In terms of its structure, the game sticks close to the standard set by ItB: you pick a region (island), do four missions with both a primary and a secondary objective that determine the rewards and then you face off against a boss at the end. Once you win, you get access to a shop to buy either new mods for your weapons or skills for your characters. During your run, your characters will accrue EXP, allowing you to pick new skills and gun upgrades for them from a random assortment on offer. It's not entirely random, each soldier has their own pool of upgrades and their own individual weapons, which helps to give them unique roles on the battlefield. Eri throws grenades, Tarma has AoE attacks, Marco is very action-efficient, etc. You can't change a character's weapons, they are fixed for a run, but you can mod them so that they do stuff like heal you on kill, slow enemies hit, ignore cover, change their AOE pattern, increase their damage or range, etc. All characters have a basic weapon with infinite ammo, and a much stronger special weapon with limited ammo that can be replenished from mission rewards and in-between chapters. It's the only resource that persists across missions; you are healed to full after every missions, which makes the game feel a lot more lenient than most games of its ilk
Mechanics-wise, it's pretty neat. There's a lot of emphasis on moving around and taking cover, since both reduce by a fixed amount how much damage you take (damage is entirely deterministic but you aren't shown your enemies' intentions, unlike ItB; you can however check their attack range and movement, like in Fire Emblem). Cover can be destroyed and your enemy benefits from it, while dodge sticks around only for a single turn but can reach much higher values and can only be gotten by moving around long distances. Moving around also gives you Adrenaline, a banked resource used to activate special abilities.

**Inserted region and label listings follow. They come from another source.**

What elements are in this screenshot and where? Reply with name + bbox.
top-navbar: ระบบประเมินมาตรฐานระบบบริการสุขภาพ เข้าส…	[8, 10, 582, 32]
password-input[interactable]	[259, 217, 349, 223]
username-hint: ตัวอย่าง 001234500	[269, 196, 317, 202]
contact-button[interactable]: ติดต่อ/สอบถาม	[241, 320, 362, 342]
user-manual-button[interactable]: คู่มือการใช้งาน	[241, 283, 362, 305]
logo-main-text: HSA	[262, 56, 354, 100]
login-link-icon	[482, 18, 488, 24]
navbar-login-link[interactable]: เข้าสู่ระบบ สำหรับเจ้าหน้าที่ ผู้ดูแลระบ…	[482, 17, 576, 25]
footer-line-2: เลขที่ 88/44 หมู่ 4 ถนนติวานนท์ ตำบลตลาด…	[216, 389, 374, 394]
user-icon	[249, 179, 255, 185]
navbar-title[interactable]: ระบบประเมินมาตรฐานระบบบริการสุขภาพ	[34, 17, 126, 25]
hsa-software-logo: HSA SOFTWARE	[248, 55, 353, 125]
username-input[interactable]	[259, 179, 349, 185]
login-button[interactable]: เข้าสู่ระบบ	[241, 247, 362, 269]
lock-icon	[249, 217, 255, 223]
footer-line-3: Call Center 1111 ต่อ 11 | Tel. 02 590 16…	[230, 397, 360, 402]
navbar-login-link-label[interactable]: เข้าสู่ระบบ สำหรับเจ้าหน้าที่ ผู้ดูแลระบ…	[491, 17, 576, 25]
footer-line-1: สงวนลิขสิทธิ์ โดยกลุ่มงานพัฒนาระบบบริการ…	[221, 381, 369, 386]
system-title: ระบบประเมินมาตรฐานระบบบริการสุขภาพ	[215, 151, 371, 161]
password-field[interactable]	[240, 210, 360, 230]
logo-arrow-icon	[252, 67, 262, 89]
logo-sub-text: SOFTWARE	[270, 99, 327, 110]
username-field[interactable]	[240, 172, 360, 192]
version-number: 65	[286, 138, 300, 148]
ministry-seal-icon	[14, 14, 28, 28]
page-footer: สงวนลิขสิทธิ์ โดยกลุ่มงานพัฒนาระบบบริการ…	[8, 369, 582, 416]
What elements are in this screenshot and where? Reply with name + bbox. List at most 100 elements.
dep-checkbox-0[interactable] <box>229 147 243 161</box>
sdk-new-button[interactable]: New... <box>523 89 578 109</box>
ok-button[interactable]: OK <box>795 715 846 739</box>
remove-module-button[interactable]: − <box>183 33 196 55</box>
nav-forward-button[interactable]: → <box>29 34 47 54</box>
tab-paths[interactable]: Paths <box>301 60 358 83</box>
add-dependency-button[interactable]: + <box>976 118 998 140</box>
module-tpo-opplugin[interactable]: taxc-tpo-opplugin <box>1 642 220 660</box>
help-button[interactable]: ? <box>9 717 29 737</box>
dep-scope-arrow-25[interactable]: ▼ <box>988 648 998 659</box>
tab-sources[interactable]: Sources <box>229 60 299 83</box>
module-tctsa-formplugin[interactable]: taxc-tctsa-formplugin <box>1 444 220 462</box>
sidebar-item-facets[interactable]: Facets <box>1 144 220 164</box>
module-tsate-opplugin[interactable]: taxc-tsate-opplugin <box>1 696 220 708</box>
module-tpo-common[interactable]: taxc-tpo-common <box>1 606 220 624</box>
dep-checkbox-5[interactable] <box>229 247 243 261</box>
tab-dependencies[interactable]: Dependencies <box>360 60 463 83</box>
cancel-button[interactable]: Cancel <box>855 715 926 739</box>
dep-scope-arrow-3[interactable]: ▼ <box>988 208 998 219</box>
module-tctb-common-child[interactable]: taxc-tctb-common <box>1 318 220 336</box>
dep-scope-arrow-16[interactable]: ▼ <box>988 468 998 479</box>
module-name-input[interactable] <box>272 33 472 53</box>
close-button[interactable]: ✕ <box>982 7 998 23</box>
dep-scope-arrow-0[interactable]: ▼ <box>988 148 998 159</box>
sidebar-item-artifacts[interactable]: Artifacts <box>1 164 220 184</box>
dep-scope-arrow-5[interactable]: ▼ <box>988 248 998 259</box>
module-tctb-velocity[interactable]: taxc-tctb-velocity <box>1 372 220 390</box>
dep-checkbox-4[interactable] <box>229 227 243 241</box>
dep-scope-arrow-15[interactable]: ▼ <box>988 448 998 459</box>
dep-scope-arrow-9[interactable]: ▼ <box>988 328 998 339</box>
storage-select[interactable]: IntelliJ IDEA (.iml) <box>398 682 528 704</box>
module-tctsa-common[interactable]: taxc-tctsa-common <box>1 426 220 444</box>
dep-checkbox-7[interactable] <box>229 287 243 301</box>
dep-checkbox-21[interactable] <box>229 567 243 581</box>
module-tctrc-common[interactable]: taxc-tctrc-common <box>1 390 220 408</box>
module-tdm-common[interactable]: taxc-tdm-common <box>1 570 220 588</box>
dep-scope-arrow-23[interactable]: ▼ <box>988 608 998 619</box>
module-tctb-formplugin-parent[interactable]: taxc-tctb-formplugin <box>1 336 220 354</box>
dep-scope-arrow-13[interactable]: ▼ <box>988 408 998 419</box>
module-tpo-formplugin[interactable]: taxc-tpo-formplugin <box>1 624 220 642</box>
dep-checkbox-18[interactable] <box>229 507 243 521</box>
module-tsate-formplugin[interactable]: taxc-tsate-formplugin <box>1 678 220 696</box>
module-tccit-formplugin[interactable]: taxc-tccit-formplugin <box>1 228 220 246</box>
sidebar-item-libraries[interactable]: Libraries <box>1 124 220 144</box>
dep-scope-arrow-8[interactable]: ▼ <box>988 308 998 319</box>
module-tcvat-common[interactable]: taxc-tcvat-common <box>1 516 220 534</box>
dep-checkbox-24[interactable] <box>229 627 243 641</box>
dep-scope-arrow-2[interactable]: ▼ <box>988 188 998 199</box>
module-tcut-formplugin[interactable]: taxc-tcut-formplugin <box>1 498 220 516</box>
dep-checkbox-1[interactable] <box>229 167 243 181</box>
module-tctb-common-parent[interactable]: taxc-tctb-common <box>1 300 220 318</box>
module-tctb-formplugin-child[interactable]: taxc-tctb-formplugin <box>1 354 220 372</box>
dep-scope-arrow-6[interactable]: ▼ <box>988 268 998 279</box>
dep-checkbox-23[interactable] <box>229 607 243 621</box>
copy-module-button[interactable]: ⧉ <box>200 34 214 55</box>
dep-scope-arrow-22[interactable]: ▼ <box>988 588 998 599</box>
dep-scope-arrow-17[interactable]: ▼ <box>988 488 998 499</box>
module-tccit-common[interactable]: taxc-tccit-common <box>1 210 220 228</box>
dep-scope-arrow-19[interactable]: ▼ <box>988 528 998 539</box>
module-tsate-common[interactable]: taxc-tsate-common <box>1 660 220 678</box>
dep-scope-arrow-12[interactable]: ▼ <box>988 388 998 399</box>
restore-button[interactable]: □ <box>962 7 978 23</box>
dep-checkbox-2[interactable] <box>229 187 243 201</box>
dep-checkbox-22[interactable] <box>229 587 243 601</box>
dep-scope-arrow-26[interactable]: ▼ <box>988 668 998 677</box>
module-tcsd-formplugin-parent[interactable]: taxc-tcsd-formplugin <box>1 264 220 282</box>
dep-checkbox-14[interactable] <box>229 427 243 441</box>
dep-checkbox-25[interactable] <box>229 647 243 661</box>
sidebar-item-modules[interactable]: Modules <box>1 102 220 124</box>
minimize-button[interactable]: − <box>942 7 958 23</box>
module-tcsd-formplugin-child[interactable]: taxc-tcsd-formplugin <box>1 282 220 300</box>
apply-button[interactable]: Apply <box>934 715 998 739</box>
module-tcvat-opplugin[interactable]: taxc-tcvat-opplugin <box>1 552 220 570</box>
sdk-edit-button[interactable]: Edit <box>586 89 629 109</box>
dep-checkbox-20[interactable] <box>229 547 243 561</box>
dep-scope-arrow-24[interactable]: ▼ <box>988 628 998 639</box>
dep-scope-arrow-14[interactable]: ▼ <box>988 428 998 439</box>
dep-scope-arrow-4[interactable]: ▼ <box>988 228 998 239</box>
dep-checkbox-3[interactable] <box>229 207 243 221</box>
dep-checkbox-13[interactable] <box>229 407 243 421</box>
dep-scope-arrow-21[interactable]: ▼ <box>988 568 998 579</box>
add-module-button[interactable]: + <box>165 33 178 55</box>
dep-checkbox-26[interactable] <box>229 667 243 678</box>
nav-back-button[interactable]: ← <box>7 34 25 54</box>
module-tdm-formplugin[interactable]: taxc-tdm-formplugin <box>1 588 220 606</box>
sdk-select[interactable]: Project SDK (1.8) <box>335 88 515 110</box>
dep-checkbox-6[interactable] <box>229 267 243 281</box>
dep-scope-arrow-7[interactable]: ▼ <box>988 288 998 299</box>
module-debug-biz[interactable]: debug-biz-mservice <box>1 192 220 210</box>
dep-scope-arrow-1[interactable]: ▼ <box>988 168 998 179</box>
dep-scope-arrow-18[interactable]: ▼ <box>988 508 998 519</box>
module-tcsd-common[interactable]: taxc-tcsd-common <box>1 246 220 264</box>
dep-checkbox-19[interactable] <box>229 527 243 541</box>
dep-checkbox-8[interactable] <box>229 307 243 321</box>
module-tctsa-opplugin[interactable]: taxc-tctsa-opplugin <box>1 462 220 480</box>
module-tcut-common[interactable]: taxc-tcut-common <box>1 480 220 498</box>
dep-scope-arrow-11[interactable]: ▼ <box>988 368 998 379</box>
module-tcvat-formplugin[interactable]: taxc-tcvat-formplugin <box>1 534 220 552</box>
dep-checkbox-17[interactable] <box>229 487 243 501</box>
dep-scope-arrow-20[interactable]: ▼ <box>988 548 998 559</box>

The other standout feature is the synchronized attacks: if one of your character attacks a target inside the range of another character, that character will contribute to that attack with their basic weapon. This can happen as many times as a character attacks, except against bosses, so you can deal a lot of damage to multiple enemies this way. This will also lead to interesting scenarios where the followup attack goes past a enemy the original attack killed, just to hit another enemy (or player character!) behind them. Finding ways to synchro-attack as many enemies as possible is the main puzzle you're dealing with each turn.
When you finish a run, whether you win or lose, you go back to your headquarters and spend credits (you get them naturally from just playing missions and they're a separate pool from the coins you use to buy stuff in-game, though unspent coins gets turned into credits after your run ends) to unlock new passives and loadouts for your soldiers, with each character having access to four different ones: they determine what weapons they'll use throughout a run and which passives they'll start with. The additional passives you unlock go into the pool you can get at random during your run.
Seems very light on the story; there's codec-style conversations at the start of each region and each character has a bunch of story dialogues with other characters that unlock as you complete certain personal objectives (think of them as the team achievements/medals from ItB) but that's about it. Overall, it's a gameplay-first title and it's a lot of fun! Well worth the wait.
Forgot to mention: instead of the energy that has a random chance to protect buildings in ItB, you get limited respawn points for your run in this game. Also you get to restart any given turn twice per mission, but you can redo individual movements (not actions)
If this appeals to you, go buy it! It's a great game. That said, there are some minor bugs here and there (mostly text strings so far) but the game seems to have some visibility issues on the Steam Deck so buyer beware.